O PMDB é o partido que mais tem dado dor de cabeça ao governo. As vésperas de sua convenção nacional a indefinição com relação a aliança ao PT é ainda maior. Até o dia 10 de junho Dilma Rousseff e Michel Temer precisam encontrar algo que apazigue a situação e mantenha os dois partidos unidos.

O racha entre os dois partidos é tão grande que de 27 seções regionais só há tranquilidade em 4 colégios eleitorais e todos de pouco peso: Alagoas, Maranhão, Rondônia e Amapá. Nos demais há algum tipo de problema variando apenas a intensidade da polarização.

Com o posicionamento que temos hoje dificilmente haveria acordo para a manutenção da união. A dúvida principal seria se a rejeição aconteceria de forma aberta ou velada por meio de voto secreto dos delegados. Mas ainda existe uma maneira de salvar a aliança e ela exigiria de Dilma duas ações: deixar de apoiar os irmãos Ciro e Cid Gomes no Ceará para apoiar o senador Eunício Oliveira e retirar a candidatura de Lindbergh Farias no Rio em favor de Luiz Fernando Pezão.

Aparentemente é uma manobra simples, mas a chance de que elas ocorram em quatro semanas é bem pequena. Caso o rompimento se confirme, o PT perderá 5 minutos de televisão no horário eleitoral que iniciará em julho. A perda é grande, principalmente em um país em que tempo de TV vence eleições. Entretanto há um precedente em que o PMDB abandonou uma coligação, que saiu vitoriosa apesar da dissidência.

Em 1998, mesmo ocupando cargos ministeriais no governo FHC, o partido saiu da aliança com o PSDB e mesmo assim o presidente conseguiu se reeleger. Pode ser que não seja o fim da linha para Dilma, que provavelmente deve se preocupar mais com a ascensão de Aécio Neves (PSDB-MG) nas pesquisas de segundo turno.
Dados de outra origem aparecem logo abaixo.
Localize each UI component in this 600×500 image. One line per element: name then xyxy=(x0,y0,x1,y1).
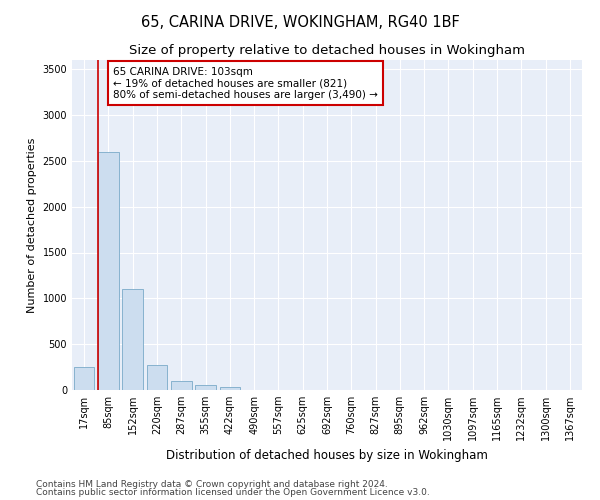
Bar xyxy=(122,289,143,390)
Bar xyxy=(220,387,240,390)
Bar xyxy=(195,386,216,390)
Text: Contains public sector information licensed under the Open Government Licence v3: Contains public sector information licen… xyxy=(36,488,430,497)
Text: 65, CARINA DRIVE, WOKINGHAM, RG40 1BF: 65, CARINA DRIVE, WOKINGHAM, RG40 1BF xyxy=(140,15,460,30)
Bar xyxy=(98,152,119,390)
Bar xyxy=(74,367,94,390)
Text: 65 CARINA DRIVE: 103sqm
← 19% of detached houses are smaller (821)
80% of semi-d: 65 CARINA DRIVE: 103sqm ← 19% of detache… xyxy=(113,66,377,100)
Text: Contains HM Land Registry data © Crown copyright and database right 2024.: Contains HM Land Registry data © Crown c… xyxy=(36,480,388,489)
Y-axis label: Number of detached properties: Number of detached properties xyxy=(27,138,37,312)
X-axis label: Distribution of detached houses by size in Wokingham: Distribution of detached houses by size … xyxy=(166,448,488,462)
Title: Size of property relative to detached houses in Wokingham: Size of property relative to detached ho… xyxy=(129,44,525,58)
Bar xyxy=(146,365,167,390)
Bar xyxy=(171,382,191,390)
Novamente estamos conversando sobre barganhas políticas e mais uma vez me pergunto até quando vamos eleger pessoas e partidos que se preocupam mais com a própria manutenção no poder em vez de pensar se o projeto de governo que defendem está funcionando de fato.

Precisamos de alguém que faça o país se desenvolver sem lapidar o patrimônio público. Precisamos de mais sensatez principalmente dos poderosos chefões que aprovam orçamentos bilionários e não se comprometem com sua execução.
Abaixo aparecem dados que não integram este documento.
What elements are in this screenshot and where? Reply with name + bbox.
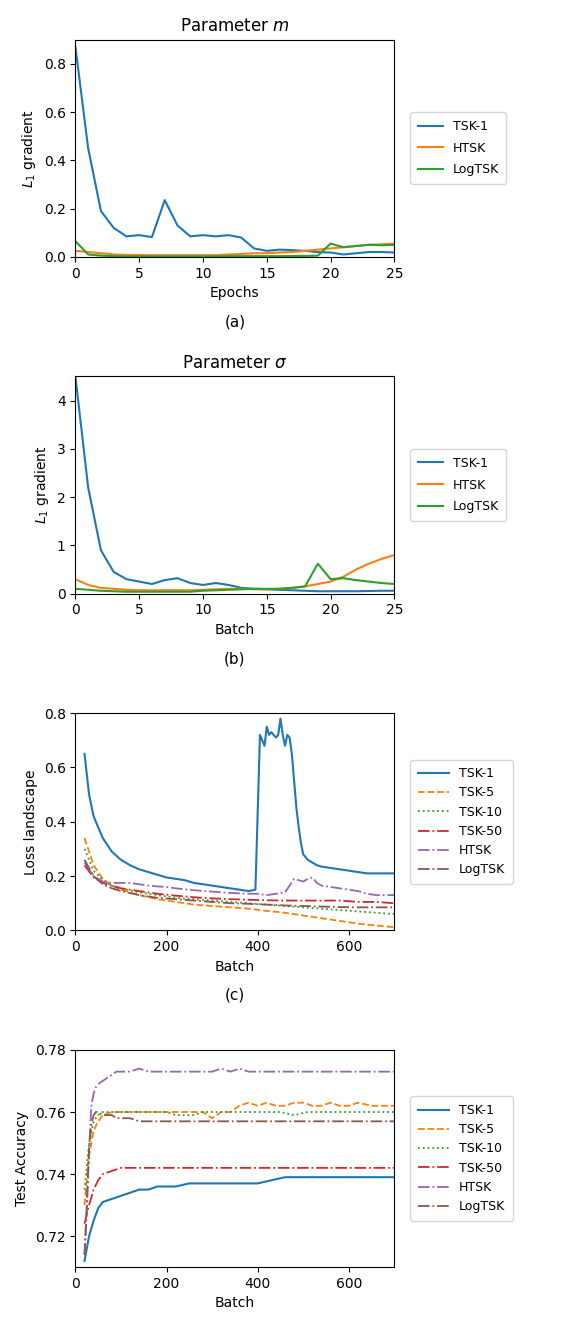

A impressão que tenho é que ser uma autoridade nesse país é sinônimo de amnésia. As pessoas se esquecem que pagam os mesmos impostos que todos (se elas não são sonegadoras, claro), que fazem parte da mesma população e que os benefícios que deveriam promover a todos, por consequência, também chegará a eles.

Além disso, parece que eles fazem questão de deixar de lado o motivo pelo qual foram postos no poder, eles são representantes dos interesses do povo e não de interesses particulares ou de grupos. O máximo que ele deveria defender é a coerência pela ideologia partidária, mas buscar benefícios para partidos em detrimento da população não faz o menor sentido quando se fala em democracia.

Precisamos de menos barganha, menos perpetuação de poder e mais ações em prol da população.